Finn Prescott
Auteur : Jérôme Lambert ♥
Editions de l'Olivier
Critique version courte : LISEZ-LE !
Critique version longue :
Donc, Finn Prescott. Finn Prescott, ça commence comme un roman qu'on vous aurait donné à lire au lycée, que vous auriez feuilleté en grognant et parcouru avec un soupir : le narrateur va à un enterrement, celui du héros, et c'est parti, on va vous raconter sa vie. Le narrateur disparaît, les personnages s'installent.
Pendant les 80 premières pages, mon commentaire aurait été : Finn Prescott, c'est bien. Si les Romantiques s'étaient foutus de la gueule de leurs personnages comme Jerôme Lambert le fait avec les siens, j'aurais peut-être lu Châteaubriant jusqu'au bout. :D
Parce que d'abord, c'est ça : du Romantisme, je parle du mouvement littéraire, et j'ai beau avoir été au lycée en face de la tombe de ce cher François-René, moi le Romantisme ça me fait royalement ch***. Voilà, c'est dit. Seulement, Jerôme Lambert, il vous le casse, ce Romantisme, avec la splendeur et la magnificence d'une chute d'enclume. Exemple : Quatre pages d'envolées lyriques, d'émois grandiloquents, d'émotions exarcerbés pour se finir sur : " En un mot, Nina et Ethan Newland vécurent tous deux une adolescence ordinaire."
Et là, vous ricanez. Vous pouffez. Et c'est reparti, et vous lisez avec bonheur tout ce Romantisme, parce que vous savez qu'à la fin il y aura la chute, et qu'elle sera jouissive. Alors vous suivez le héros, et vous vous moquez, et il vous fait rire, et vous vous dîtes, Finn Prescott, c'est bien écrit (j'ai une admiration sans bornes pour son utilisation des participes présents, dans ce texte, leur nécessité devient aussi limpide que dans le passage de Belle du Seigneur que Richard-sama nous a fait étudier), c'est drôle, on s'ennuit pas malgré qu'on pourrait nous le donner au bac de français. Finn Prescott c'est le bien, prends ça dans ta gu****, Gustave !

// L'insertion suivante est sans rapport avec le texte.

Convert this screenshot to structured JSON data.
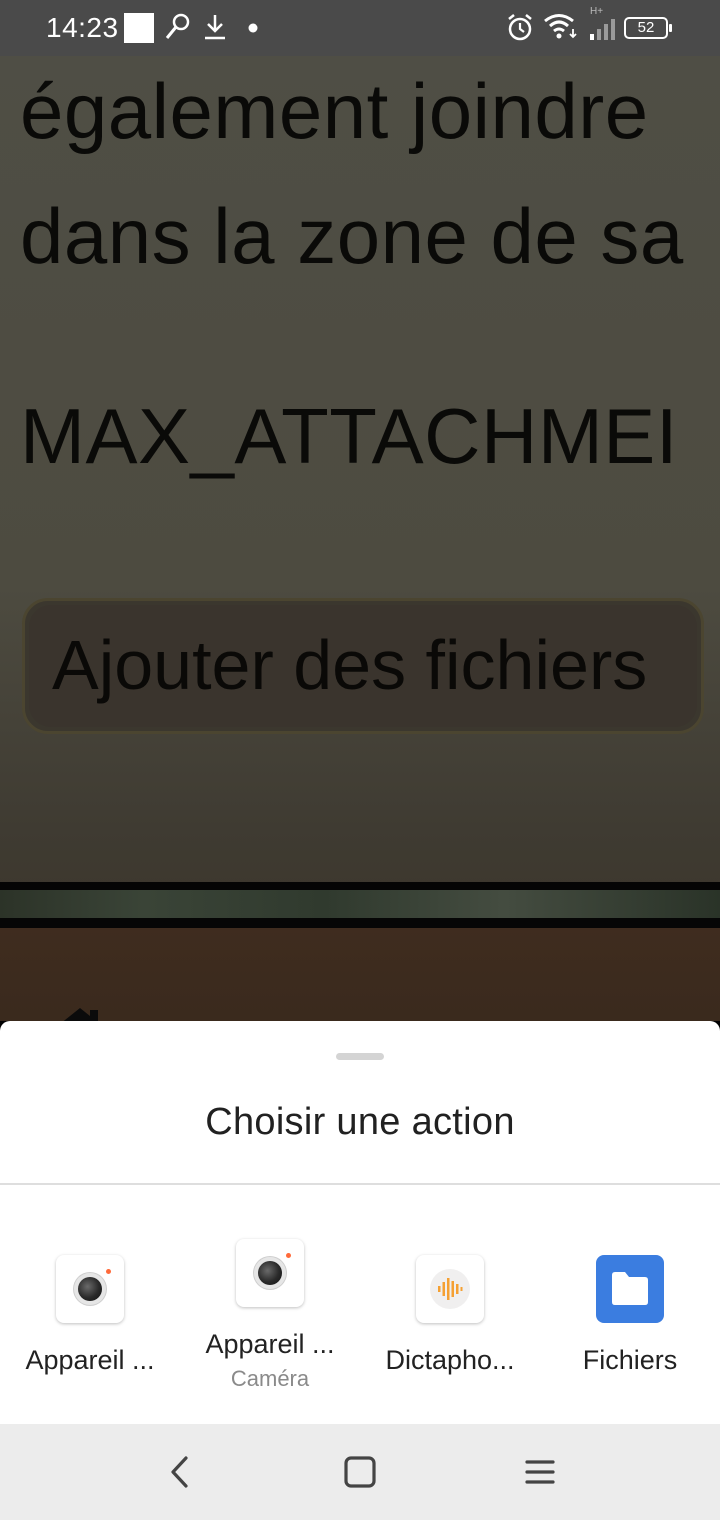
{
  "status_bar": {
    "time": "14:23",
    "battery": "52",
    "network_label": "H+",
    "icons": [
      "white-square-icon",
      "search-icon",
      "download-icon",
      "dot-icon",
      "alarm-icon",
      "wifi-icon",
      "signal-icon",
      "battery-icon"
    ]
  },
  "page": {
    "line1": "également joindre",
    "line2": "dans la zone de sa",
    "line3": "MAX_ATTACHMEI",
    "add_button": "Ajouter des fichiers"
  },
  "sheet": {
    "title": "Choisir une action",
    "apps": [
      {
        "label": "Appareil ...",
        "sublabel": "",
        "icon": "camera-icon"
      },
      {
        "label": "Appareil ...",
        "sublabel": "Caméra",
        "icon": "camera-icon"
      },
      {
        "label": "Dictapho...",
        "sublabel": "",
        "icon": "voice-recorder-icon"
      },
      {
        "label": "Fichiers",
        "sublabel": "",
        "icon": "folder-icon"
      }
    ]
  },
  "nav": {
    "icons": [
      "back-icon",
      "home-icon",
      "menu-icon"
    ]
  },
  "colors": {
    "status_bar": "#4a4a4a",
    "sheet_bg": "#ffffff",
    "nav_bg": "#ececec",
    "files_blue": "#3b7de0",
    "recorder_orange": "#f5a033"
  }
}
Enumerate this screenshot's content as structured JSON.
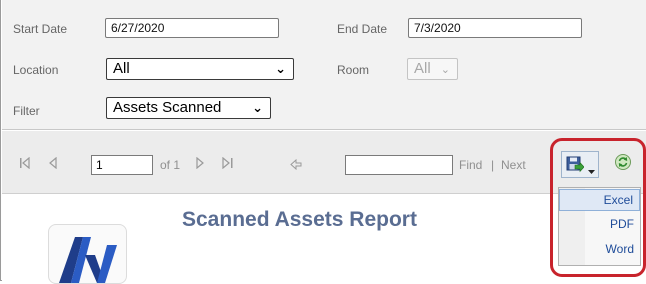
{
  "params": {
    "start_date_label": "Start Date",
    "start_date_value": "6/27/2020",
    "end_date_label": "End Date",
    "end_date_value": "7/3/2020",
    "location_label": "Location",
    "location_value": "All",
    "room_label": "Room",
    "room_value": "All",
    "filter_label": "Filter",
    "filter_value": "Assets Scanned"
  },
  "toolbar": {
    "page_value": "1",
    "of_pages": "of 1",
    "find_label": "Find",
    "separator": "|",
    "next_label": "Next",
    "icons": [
      "first-page-icon",
      "previous-page-icon",
      "next-page-icon",
      "last-page-icon",
      "back-icon",
      "save-icon",
      "refresh-icon"
    ]
  },
  "export_menu": {
    "items": [
      "Excel",
      "PDF",
      "Word"
    ]
  },
  "report": {
    "title": "Scanned Assets Report"
  },
  "colors": {
    "highlight_ring": "#c8232c",
    "title": "#5a6d92",
    "menu_text": "#1f4c99"
  }
}
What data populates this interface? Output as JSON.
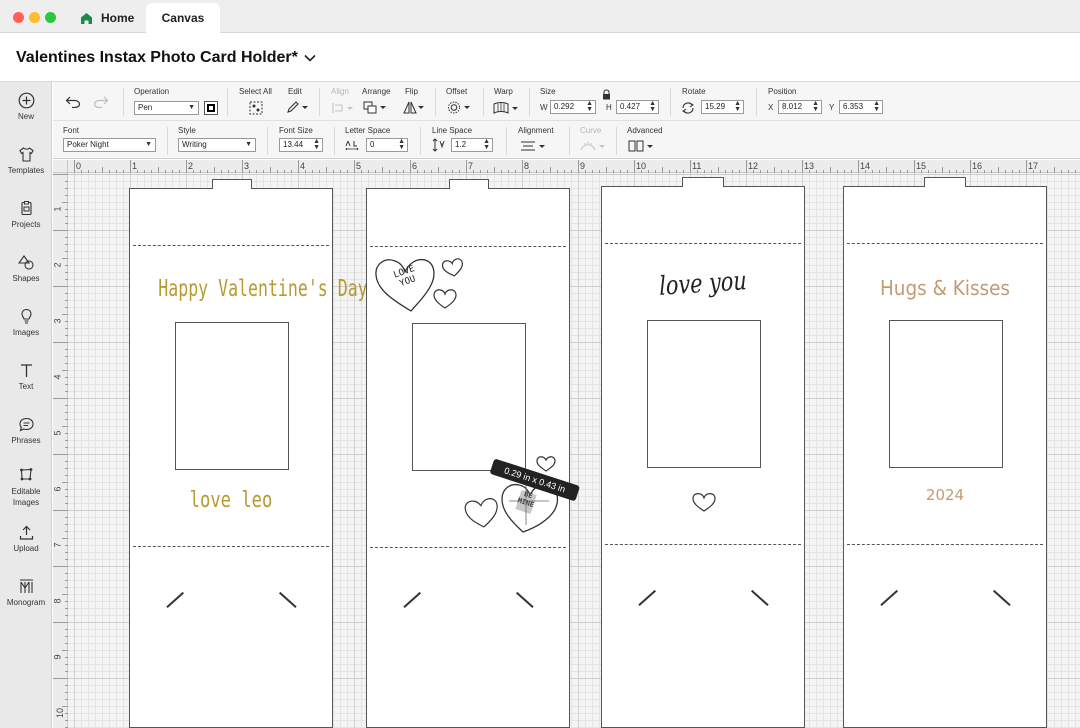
{
  "window": {
    "tabs": [
      {
        "label": "Home",
        "icon": "home-icon"
      },
      {
        "label": "Canvas"
      }
    ]
  },
  "project": {
    "title": "Valentines Instax Photo Card Holder*"
  },
  "sidebar": {
    "items": [
      {
        "label": "New",
        "icon": "plus-circle-icon"
      },
      {
        "label": "Templates",
        "icon": "shirt-icon"
      },
      {
        "label": "Projects",
        "icon": "projects-icon"
      },
      {
        "label": "Shapes",
        "icon": "shapes-icon"
      },
      {
        "label": "Images",
        "icon": "lightbulb-icon"
      },
      {
        "label": "Text",
        "icon": "text-icon"
      },
      {
        "label": "Phrases",
        "icon": "speech-bubble-icon"
      },
      {
        "label": "Editable Images",
        "icon": "editable-images-icon"
      },
      {
        "label": "Upload",
        "icon": "upload-icon"
      },
      {
        "label": "Monogram",
        "icon": "monogram-icon"
      }
    ]
  },
  "toolbar": {
    "operation": {
      "label": "Operation",
      "value": "Pen"
    },
    "select_all": {
      "label": "Select All"
    },
    "edit": {
      "label": "Edit"
    },
    "align": {
      "label": "Align"
    },
    "arrange": {
      "label": "Arrange"
    },
    "flip": {
      "label": "Flip"
    },
    "offset": {
      "label": "Offset"
    },
    "warp": {
      "label": "Warp"
    },
    "size": {
      "label": "Size",
      "w_label": "W",
      "w": "0.292",
      "h_label": "H",
      "h": "0.427"
    },
    "rotate": {
      "label": "Rotate",
      "value": "15.29"
    },
    "position": {
      "label": "Position",
      "x_label": "X",
      "x": "8.012",
      "y_label": "Y",
      "y": "6.353"
    }
  },
  "text_toolbar": {
    "font": {
      "label": "Font",
      "value": "Poker Night"
    },
    "style": {
      "label": "Style",
      "value": "Writing"
    },
    "font_size": {
      "label": "Font Size",
      "value": "13.44"
    },
    "letter_space": {
      "label": "Letter Space",
      "value": "0"
    },
    "line_space": {
      "label": "Line Space",
      "value": "1.2"
    },
    "alignment": {
      "label": "Alignment"
    },
    "curve": {
      "label": "Curve"
    },
    "advanced": {
      "label": "Advanced"
    }
  },
  "ruler": {
    "top": [
      "0",
      "1",
      "2",
      "3",
      "4",
      "5",
      "6",
      "7",
      "8",
      "9",
      "10",
      "11",
      "12",
      "13",
      "14",
      "15",
      "16",
      "17"
    ],
    "left": [
      "1",
      "2",
      "3",
      "4",
      "5",
      "6",
      "7",
      "8",
      "9",
      "10"
    ]
  },
  "cards": [
    {
      "top_text": "Happy Valentine's Day",
      "bottom_text": "love leo"
    },
    {
      "heart_text_line1": "LOVE",
      "heart_text_line2": "YOU",
      "small_heart_text_line1": "BE",
      "small_heart_text_line2": "MINE"
    },
    {
      "top_text": "love you"
    },
    {
      "top_text": "Hugs & Kisses",
      "bottom_text": "2024"
    }
  ],
  "selection": {
    "dimension_text": "0.29  in x 0.43  in"
  },
  "colors": {
    "gold": "#b79a32",
    "tan": "#c49a72",
    "accent_green": "#1d8a4a"
  }
}
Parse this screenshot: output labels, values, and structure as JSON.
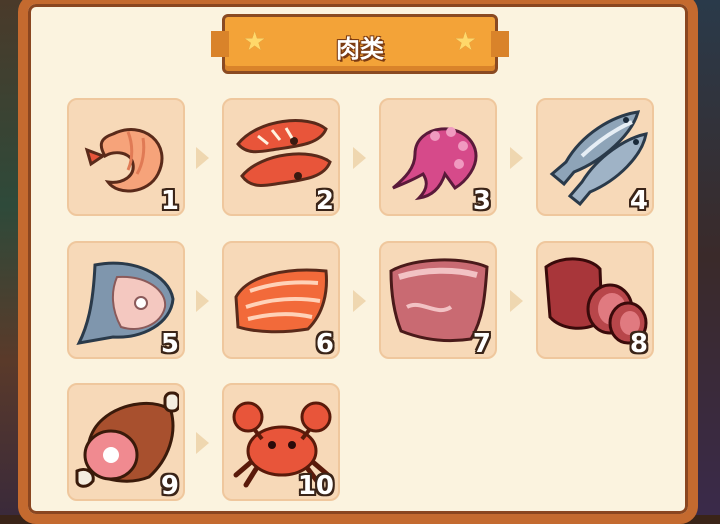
{
  "title": "肉类",
  "items": [
    {
      "number": "1",
      "icon": "shrimp-icon"
    },
    {
      "number": "2",
      "icon": "prawns-icon"
    },
    {
      "number": "3",
      "icon": "octopus-icon"
    },
    {
      "number": "4",
      "icon": "sardines-icon"
    },
    {
      "number": "5",
      "icon": "fish-steak-icon"
    },
    {
      "number": "6",
      "icon": "salmon-fillet-icon"
    },
    {
      "number": "7",
      "icon": "raw-meat-icon"
    },
    {
      "number": "8",
      "icon": "sliced-roast-icon"
    },
    {
      "number": "9",
      "icon": "ham-bone-icon"
    },
    {
      "number": "10",
      "icon": "crab-icon"
    }
  ],
  "colors": {
    "panel_border": "#c46a2f",
    "panel_bg": "#fbf3df",
    "banner": "#f3a338",
    "tile_bg": "#f7d9b8"
  }
}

Et puis 80 pages après, le ton commence à changer. A devenir, eh, un chouia plus sérieux. Et là, vous réalisez que vous aimez Finn Prescott, mais surtout, surtout, vous aimez Finn Prescott. Soudain, il souffre et vous avez mal aussi, et vous détestez ceux qui le font souffrir. Vous les haïssez. Soudain, vous vous rappelez que le roman a commencé par son enterrement, et on ne vous avait pas dit qu'il était mort assez jeune ?
C'est ça, le véritable tour de force. Vous faire moquer un personnage pendant 80 pages, et réussir à vous le faire aimer à votre insu.
Vous avez la gorge serrée, le coeur en berne, vous êtes inquiet, et mer**, vous avez raté votre station. Tant pis, Tomas vient d'arriver. Ah, Tomas. Tomas et sa terrasse qui donne sur le parc. Tomas, dont vous tombez amoureux/se en quelques mots. Et avec Tomas se révèle Finn. Un autre Finn et vous ne lisez plus le même livre et où étiez-vous, ces 80 premières pages, pour ne pas avoir vu ce Finn-là ? Pourquoi, comment l'avez-vous raté ? Et comment ça peut faire si mal ? Et comment ça peut être si bien que vous en souriez dans votre wagon au point que le type en face, celui qui vous a ramassé le marque-page qui vous a glissé des mains, finisse par vous demander avec beaucoup de perplexité : Il est si bien que ça, ce bouquin ?
Non, non, vous répondez. Il est encore mieux.
De nouveau votre station. Vous maudissez le métro, et en même temps vous êtes soulagé. Il vous reste dix pages. Comment est-ce arrivé ? Comment est-ce possible, qu'il ne reste que dix pages ? Et comment est-ce que vous allez pouvoir les lire, alors qu'après il n'y aura plus rien ?
Il me reste dix pages.
Sur sa dédicace, Jerôme Lambert me dit : "Voici la vie de Finn Prescott, puisse-t-elle vous toucher mais aussi vous faire sourire. Dites-moi si la mission est réussie."
Oui. Oui. OUI.
Bien, bien plus que cela.
Il me reste dix pages. Je ne sais pas comment je vais pouvoir les finir.
Il m'est arrivé de ne pas terminer de lire un livre par ennui. Je crois que c'est la première fois que j'envisage de ne pas le terminer parce que je l'aime trop.